Soybeans are unique because they are a rare source of high concentrations of a kind of wonder drug, known as genistein. Genistein is a potent antioxidant with wide-ranging biological anti-aging and anticancer activity. For example, genistein interferes with fundamental cancer processes at virtually every stage: Genistein blocks an enzyme that turns on cancer genes, thwarting cancer at inception. It inhibits angiogenensis, the spawning of new blood vessels needed to feed growing cancers. In test tubes, it directly curbs the growth of all types of cancer cells – of the breast, colon, lung, prostate, skin and blood (leukemia). It also has anti-hormonal effects that give it special potential in deterring breast and possibly prostate cancer.

On other anti-aging fronts, genistein saves arteries because, just as it hinders cancer cell proliferation, it also obstructs proliferation of smooth muscle cells in artery walls that promotes plaque buildup and clogged arteries. And genistein clamps down on the activity of an enzyme, thrombin, that promotes blood clotting, thus heart attacks and strokes. Remarkably, genistein also seems to actually decrease the number of cells that are dividing in the breast. This gives enzymes more time to repair DNA damage so it is not permanently passed on to newly created cells in the form of mutations that hasten aging and cancer.

Even more astonishing, a brief exposure to soybean genistein early in life may inoculate against cancer. Investigations at the University of Alabama by Dr. Barne’s colleague Coral Lamartiniere have found that even very low doses of genistein given soon after birth to female rats delays the onset, size and multiplicity of cancers in middle and old age. In the experiment, a group of newborn rats were given a chemical known to cause breast cancer later in life. Some also were given genistein and others got an inactive compound. Of those getting genistein at birth, only 60 percent developed breast cancer in mid to late life. One hundred percent of those getting the dummy pill developed tumors. This might mean infants now drinking soy-based formula or who drank it thirty years ago have already received a dose of anticancer vaccine, partially immunizing them against future malignancies, Dr. Barnes says, but as yet no human studies have been done to verify it.

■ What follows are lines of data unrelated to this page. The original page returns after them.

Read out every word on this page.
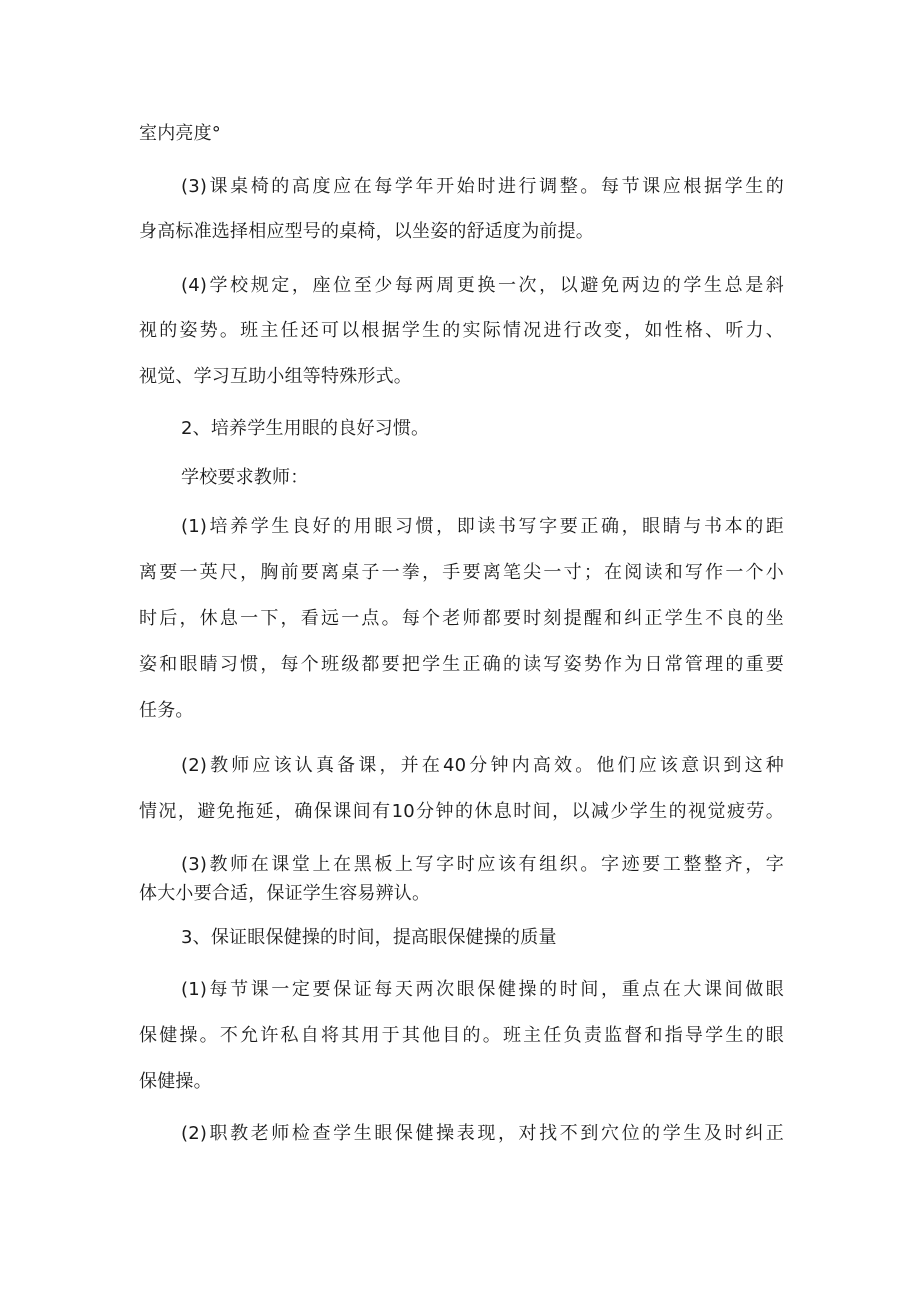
室内亮度°
(3)课桌椅的高度应在每学年开始时进行调整。每节课应根据学生的
身高标准选择相应型号的桌椅，以坐姿的舒适度为前提。
(4)学校规定，座位至少每两周更换一次，以避免两边的学生总是斜
视的姿势。班主任还可以根据学生的实际情况进行改变，如性格、听力、
视觉、学习互助小组等特殊形式。
2、培养学生用眼的良好习惯。
学校要求教师：
(1)培养学生良好的用眼习惯，即读书写字要正确，眼睛与书本的距
离要一英尺，胸前要离桌子一拳，手要离笔尖一寸；在阅读和写作一个小
时后，休息一下，看远一点。每个老师都要时刻提醒和纠正学生不良的坐
姿和眼睛习惯，每个班级都要把学生正确的读写姿势作为日常管理的重要
任务。
(2)教师应该认真备课，并在40分钟内高效。他们应该意识到这种
情况，避免拖延，确保课间有10分钟的休息时间，以减少学生的视觉疲劳。
(3)教师在课堂上在黑板上写字时应该有组织。字迹要工整整齐，字
体大小要合适，保证学生容易辨认。
3、保证眼保健操的时间，提高眼保健操的质量
(1)每节课一定要保证每天两次眼保健操的时间，重点在大课间做眼
保健操。不允许私自将其用于其他目的。班主任负责监督和指导学生的眼
保健操。
(2)职教老师检查学生眼保健操表现，对找不到穴位的学生及时纠正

So powerful is genistein that researchers see it as a potential new type anticancer drug. But why wait? You can get the drug now by eating soybeans.

Another soybean compound, diadzein, has some but not all genistein’s powers. Diadzein, too, blocks cancer in animals and is also an isoflavone with antiestrogenic activity. These two soy compounds – genistein plus diadzein – are considered double threats to rapid aging and cancer in particular.

The Alarming Facts

¤ We [USA] grow about half the world’s soybeans and export one-third of it, mainly to Japan. Nearly all that we keep goes into food for pets and agricultural animals.

¤ The Japanese, who hold the world’s record for longevity, eat about an ounce of soy per day. Americans eat too little to measure. Americans have four times more fatal breast cancer and five times more prostate cancer than the Japanese. (Jean Carper, Stop Ageing Now!, pp. 189-192)

Special Note From Nature’s Choice

Please take careful note that this article refers primarily to natural soya beans. We should not assume that all of the benefits in the natural soya bean will be found in processed soya derivatives or isolates.